Models are sets of instructions that are like this: "If X, then Y". That's it. It is then no surprise if the model is fed X and Y pops out. Of course "If X then Y": that's in the code! Even if the path from X to Y is long and complex, so complex it is perhaps beyond the ability of the programmer to see the path.
All this means is it that is always absurd if modelers or propagandists announce, "IF X THEN Y!" as if a discovery has been made. As if Science has come upon some new thing.
Enter the JAMA article "US COVID-19 Vaccination Efforts May Have Prevented More than 1 Million Deaths, 10 Million Hospitalizations", sent in by alert reader Stephen Shipman.
The key paragraph is this:
To estimate the effects of the vaccine program, the researchers used a computer model to analyze features of the coronavirus (of variants that emerged before the Omicron variant, including the highly infectious Delta variant), its transmission, and its effects, accounting for factors such as waning immunity and changes in population behavior over time as travel increased and schools and businesses reopened. They then compared the trajectory of infections, hospitalizations, and deaths occurring between December 12, 2020, and November 30, 2021, with those estimated under a scenario without the vaccine rollout.
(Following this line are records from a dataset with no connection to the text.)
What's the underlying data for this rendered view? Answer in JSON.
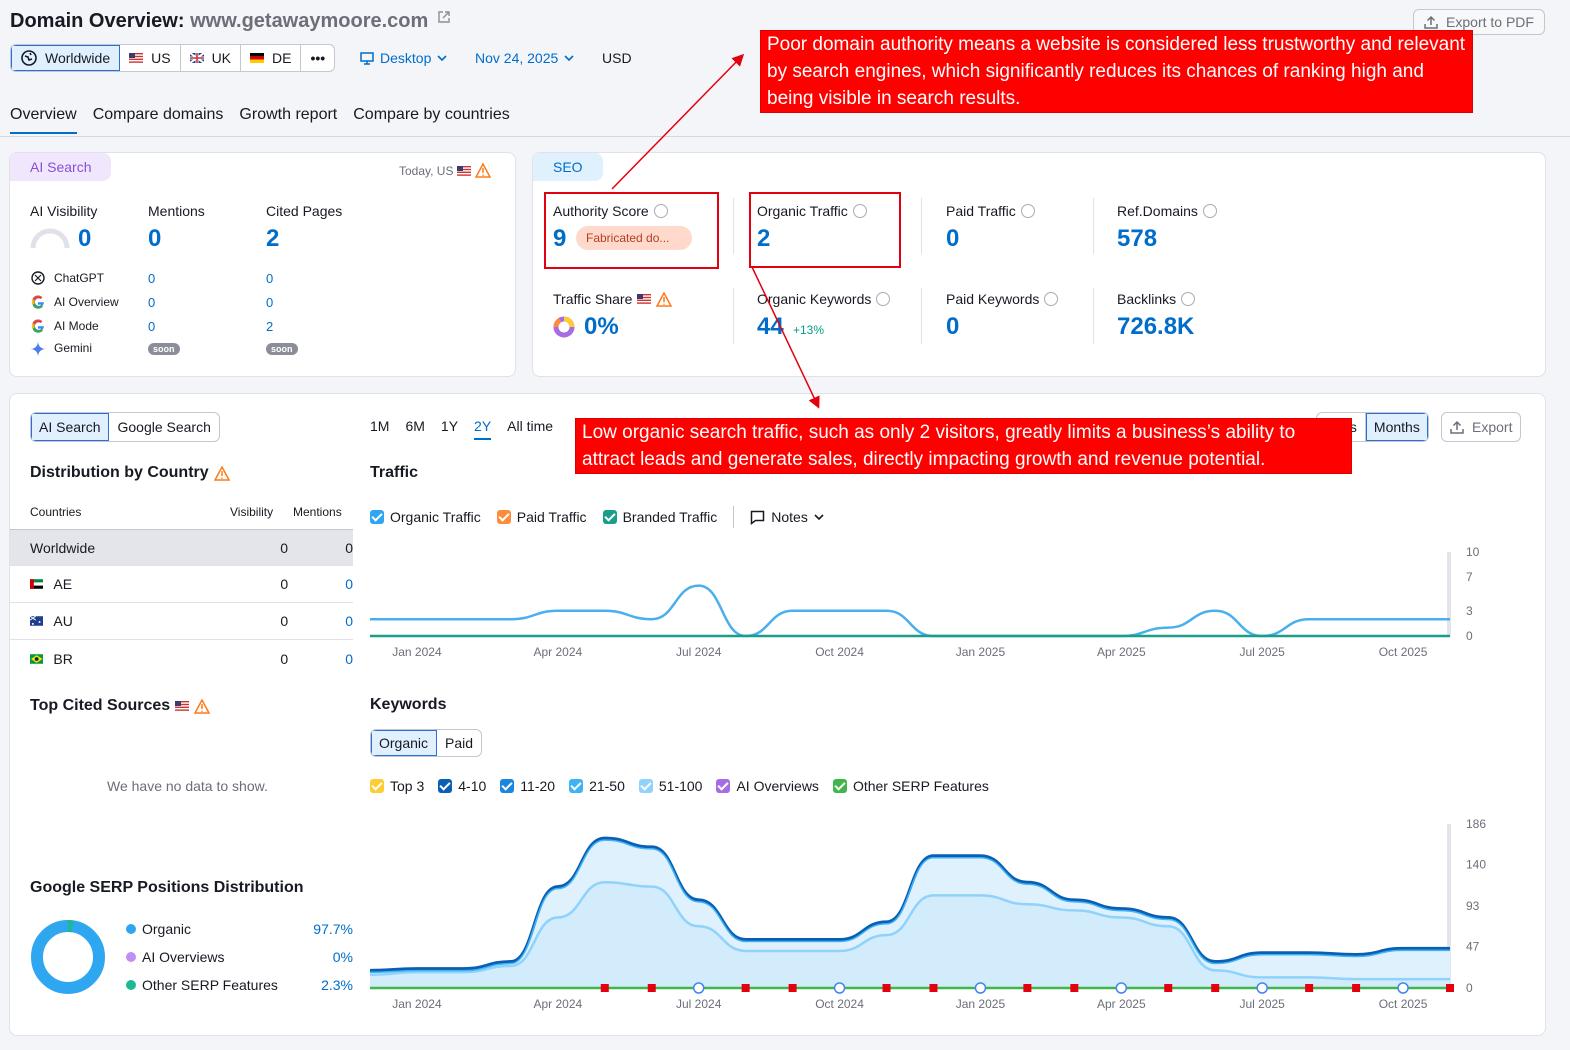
{
  "header": {
    "title_prefix": "Domain Overview:",
    "domain": "www.getawaymoore.com",
    "export_pdf": "Export to PDF"
  },
  "databases": [
    {
      "label": "Worldwide",
      "active": true
    },
    {
      "label": "US"
    },
    {
      "label": "UK"
    },
    {
      "label": "DE"
    }
  ],
  "more_label": "•••",
  "device": "Desktop",
  "date": "Nov 24, 2025",
  "currency": "USD",
  "tabs": [
    "Overview",
    "Compare domains",
    "Growth report",
    "Compare by countries"
  ],
  "ai_card": {
    "chip": "AI Search",
    "date_note": "Today, US",
    "metrics": [
      {
        "label": "AI Visibility",
        "value": "0"
      },
      {
        "label": "Mentions",
        "value": "0"
      },
      {
        "label": "Cited Pages",
        "value": "2"
      }
    ],
    "sources": [
      {
        "name": "ChatGPT",
        "mentions": "0",
        "cited": "0"
      },
      {
        "name": "AI Overview",
        "mentions": "0",
        "cited": "0"
      },
      {
        "name": "AI Mode",
        "mentions": "0",
        "cited": "2"
      },
      {
        "name": "Gemini",
        "mentions": "soon",
        "cited": "soon"
      }
    ]
  },
  "seo_card": {
    "chip": "SEO",
    "authority_label": "Authority Score",
    "authority_value": "9",
    "authority_badge": "Fabricated do...",
    "organic_traffic_label": "Organic Traffic",
    "organic_traffic_value": "2",
    "paid_traffic_label": "Paid Traffic",
    "paid_traffic_value": "0",
    "ref_domains_label": "Ref.Domains",
    "ref_domains_value": "578",
    "traffic_share_label": "Traffic Share",
    "traffic_share_value": "0%",
    "organic_kw_label": "Organic Keywords",
    "organic_kw_value": "44",
    "organic_kw_delta": "+13%",
    "paid_kw_label": "Paid Keywords",
    "paid_kw_value": "0",
    "backlinks_label": "Backlinks",
    "backlinks_value": "726.8K"
  },
  "annotations": {
    "authority": "Poor domain authority means a website is considered less trustworthy and relevant by search engines, which significantly reduces its chances of ranking high and being visible in search results.",
    "traffic": "Low organic search traffic, such as only 2 visitors, greatly limits a business’s ability to attract leads and generate sales, directly impacting growth and revenue potential."
  },
  "left_panel": {
    "search_toggle": [
      "AI Search",
      "Google Search"
    ],
    "distribution_title": "Distribution by Country",
    "col_countries": "Countries",
    "col_visibility": "Visibility",
    "col_mentions": "Mentions",
    "rows": [
      {
        "country": "Worldwide",
        "visibility": "0",
        "mentions": "0"
      },
      {
        "country": "AE",
        "visibility": "0",
        "mentions": "0"
      },
      {
        "country": "AU",
        "visibility": "0",
        "mentions": "0"
      },
      {
        "country": "BR",
        "visibility": "0",
        "mentions": "0"
      }
    ],
    "top_cited_title": "Top Cited Sources",
    "no_data": "We have no data to show.",
    "serp_title": "Google SERP Positions Distribution",
    "serp_legend": [
      {
        "name": "Organic",
        "value": "97.7%",
        "color": "#2fa6f0"
      },
      {
        "name": "AI Overviews",
        "value": "0%",
        "color": "#c18ef2"
      },
      {
        "name": "Other SERP Features",
        "value": "2.3%",
        "color": "#1db994"
      }
    ]
  },
  "range_buttons": [
    "1M",
    "6M",
    "1Y",
    "2Y",
    "All time"
  ],
  "active_range": "2Y",
  "period_buttons": [
    "Days",
    "Months"
  ],
  "export_label": "Export",
  "traffic_title": "Traffic",
  "traffic_legend": [
    {
      "name": "Organic Traffic",
      "color": "#2fa6f0"
    },
    {
      "name": "Paid Traffic",
      "color": "#ff8c3a"
    },
    {
      "name": "Branded Traffic",
      "color": "#1a9e8a"
    }
  ],
  "notes_label": "Notes",
  "keywords_title": "Keywords",
  "keywords_toggle": [
    "Organic",
    "Paid"
  ],
  "keywords_legend": [
    {
      "name": "Top 3",
      "color": "#ffcc33"
    },
    {
      "name": "4-10",
      "color": "#0a5fb4"
    },
    {
      "name": "11-20",
      "color": "#1a86e0"
    },
    {
      "name": "21-50",
      "color": "#3fb3f4"
    },
    {
      "name": "51-100",
      "color": "#8fd2fb"
    },
    {
      "name": "AI Overviews",
      "color": "#a66ce3"
    },
    {
      "name": "Other SERP Features",
      "color": "#3fb74a"
    }
  ],
  "x_ticks": [
    "Jan 2024",
    "Apr 2024",
    "Jul 2024",
    "Oct 2024",
    "Jan 2025",
    "Apr 2025",
    "Jul 2025",
    "Oct 2025"
  ],
  "chart_data": [
    {
      "type": "line",
      "title": "Traffic",
      "yticks": [
        "10",
        "7",
        "3",
        "0"
      ],
      "ylim": [
        0,
        10
      ],
      "x": [
        "Dec 2023",
        "Jan 2024",
        "Feb 2024",
        "Mar 2024",
        "Apr 2024",
        "May 2024",
        "Jun 2024",
        "Jul 2024",
        "Aug 2024",
        "Sep 2024",
        "Oct 2024",
        "Nov 2024",
        "Dec 2024",
        "Jan 2025",
        "Feb 2025",
        "Mar 2025",
        "Apr 2025",
        "May 2025",
        "Jun 2025",
        "Jul 2025",
        "Aug 2025",
        "Sep 2025",
        "Oct 2025",
        "Nov 2025"
      ],
      "series": [
        {
          "name": "Organic Traffic",
          "values": [
            2,
            2,
            2,
            2,
            3,
            3,
            2,
            6,
            0,
            3,
            3,
            3,
            0,
            0,
            0,
            0,
            0,
            1,
            3,
            0,
            2,
            2,
            2,
            2
          ]
        },
        {
          "name": "Branded Traffic",
          "values": [
            0,
            0,
            0,
            0,
            0,
            0,
            0,
            0,
            0,
            0,
            0,
            0,
            0,
            0,
            0,
            0,
            0,
            0,
            0,
            0,
            0,
            0,
            0,
            0
          ]
        }
      ]
    },
    {
      "type": "area",
      "title": "Keywords",
      "yticks": [
        "186",
        "140",
        "93",
        "47",
        "0"
      ],
      "ylim": [
        0,
        186
      ],
      "x": [
        "Dec 2023",
        "Jan 2024",
        "Feb 2024",
        "Mar 2024",
        "Apr 2024",
        "May 2024",
        "Jun 2024",
        "Jul 2024",
        "Aug 2024",
        "Sep 2024",
        "Oct 2024",
        "Nov 2024",
        "Dec 2024",
        "Jan 2025",
        "Feb 2025",
        "Mar 2025",
        "Apr 2025",
        "May 2025",
        "Jun 2025",
        "Jul 2025",
        "Aug 2025",
        "Sep 2025",
        "Oct 2025",
        "Nov 2025"
      ],
      "series": [
        {
          "name": "4-10",
          "values": [
            20,
            22,
            22,
            30,
            115,
            170,
            160,
            100,
            55,
            55,
            55,
            75,
            150,
            150,
            120,
            100,
            90,
            80,
            30,
            40,
            40,
            38,
            45,
            45
          ]
        },
        {
          "name": "21-50",
          "values": [
            15,
            18,
            18,
            25,
            80,
            120,
            115,
            70,
            42,
            42,
            42,
            60,
            105,
            105,
            95,
            88,
            80,
            70,
            20,
            12,
            12,
            10,
            10,
            10
          ]
        },
        {
          "name": "Other SERP Features",
          "values": [
            0,
            0,
            0,
            0,
            0,
            0,
            0,
            0,
            0,
            0,
            0,
            0,
            0,
            0,
            0,
            0,
            0,
            0,
            0,
            0,
            0,
            0,
            0,
            0
          ]
        }
      ]
    }
  ]
}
All that is "If X then Y", and nothing more.
What is the purpose of saying "computer model" instead of just "model"? In part because it sounds cooler to say the model was done on a computer, and computers are good at calculations, therefore, they want you to falsely imply, the calculations here are necessarily correct.
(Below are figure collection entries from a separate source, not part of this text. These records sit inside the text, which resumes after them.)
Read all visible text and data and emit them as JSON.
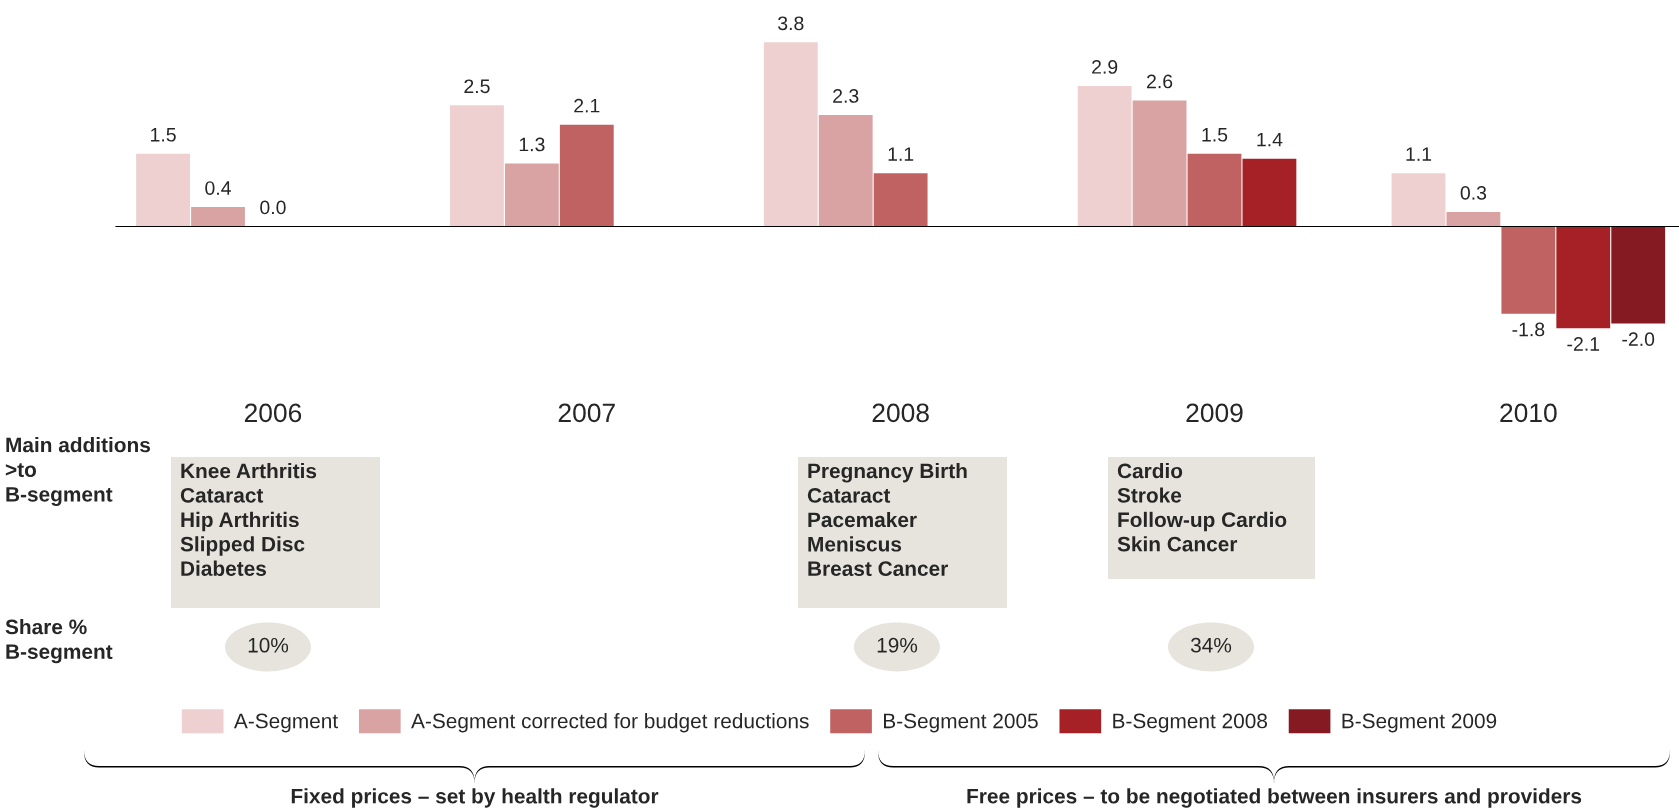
{
  "chart_data": {
    "type": "bar",
    "categories": [
      "2006",
      "2007",
      "2008",
      "2009",
      "2010"
    ],
    "series": [
      {
        "name": "A-Segment",
        "color": "#eed0d0",
        "values": [
          1.5,
          2.5,
          3.8,
          2.9,
          1.1
        ],
        "value_labels": [
          "1.5",
          "2.5",
          "3.8",
          "2.9",
          "1.1"
        ]
      },
      {
        "name": "A-Segment corrected for budget reductions",
        "color": "#d9a3a3",
        "values": [
          0.4,
          1.3,
          2.3,
          2.6,
          0.3
        ],
        "value_labels": [
          "0.4",
          "1.3",
          "2.3",
          "2.6",
          "0.3"
        ]
      },
      {
        "name": "B-Segment 2005",
        "color": "#c06262",
        "values": [
          0.0,
          2.1,
          1.1,
          1.5,
          -1.8
        ],
        "value_labels": [
          "0.0",
          "2.1",
          "1.1",
          "1.5",
          "-1.8"
        ]
      },
      {
        "name": "B-Segment 2008",
        "color": "#a52125",
        "values": [
          null,
          null,
          null,
          1.4,
          -2.1
        ],
        "value_labels": [
          null,
          null,
          null,
          "1.4",
          "-2.1"
        ]
      },
      {
        "name": "B-Segment 2009",
        "color": "#861a22",
        "values": [
          null,
          null,
          null,
          null,
          -2.0
        ],
        "value_labels": [
          null,
          null,
          null,
          null,
          "-2.0"
        ]
      }
    ],
    "legend": "bottom",
    "tick_labels": "x",
    "annotations": [
      "Main additions\n>to\nB-segment",
      "Knee Arthritis\nCataract\nHip Arthritis\nSlipped Disc\nDiabetes",
      "Pregnancy Birth\nCataract\nPacemaker\nMeniscus\nBreast Cancer",
      "Cardio\nStroke\nFollow-up Cardio\nSkin Cancer",
      "Share %\nB-segment",
      "10%",
      "19%",
      "34%",
      "Fixed prices – set by health regulator",
      "Free prices – to be negotiated between insurers and providers"
    ]
  }
}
Of because, perhaps, of the hope it will be implied the computer has done a little thinking on its own, beyond that which happened in the modelers' heads.
Which is, of course, impossible. An abacus doesn't think: turning its beads into bits and plugging it in doesn't turn the mechanics into thought. It merely makes the sliding happening faster than the eye can follow.
Anyway, nothing has been discovered here. The model was told to say the vaccine would say Y lives under condition X, it was run under condition X and said Y lives were saved.
None of this is any help at all in discovering whether the vaccine did in fact, or did in falsity, save Y lives. That's a much harder problem, one that is even impossible, at this point, to know with any certainty.
If a guy is vexxed then gets covid and recovers, was it the vex that let him live? Or was it the weakness of the bug? Or the strength in his own body? How can you know?
If a guy is vexxed, gets covid, and dies, was it covid that killed him? Would he have lived if he didn't get the vex, which weakened his immune system?
If a guy is not-vexxed and gets covid and lives or dies, same question.
If a guy is not-vexxed and doesn't get covid and lives, well, we seem to have a clear cut case. Only he might have got covid and never knew it, which happened often.
The vex was rushed into use, then pushed with a fervor greater than Amway. Careful, long term testing, that would allow us to give decent answers to these questions, was never done. It's been nothing but panic lathered with gross over-certainty since the beginning.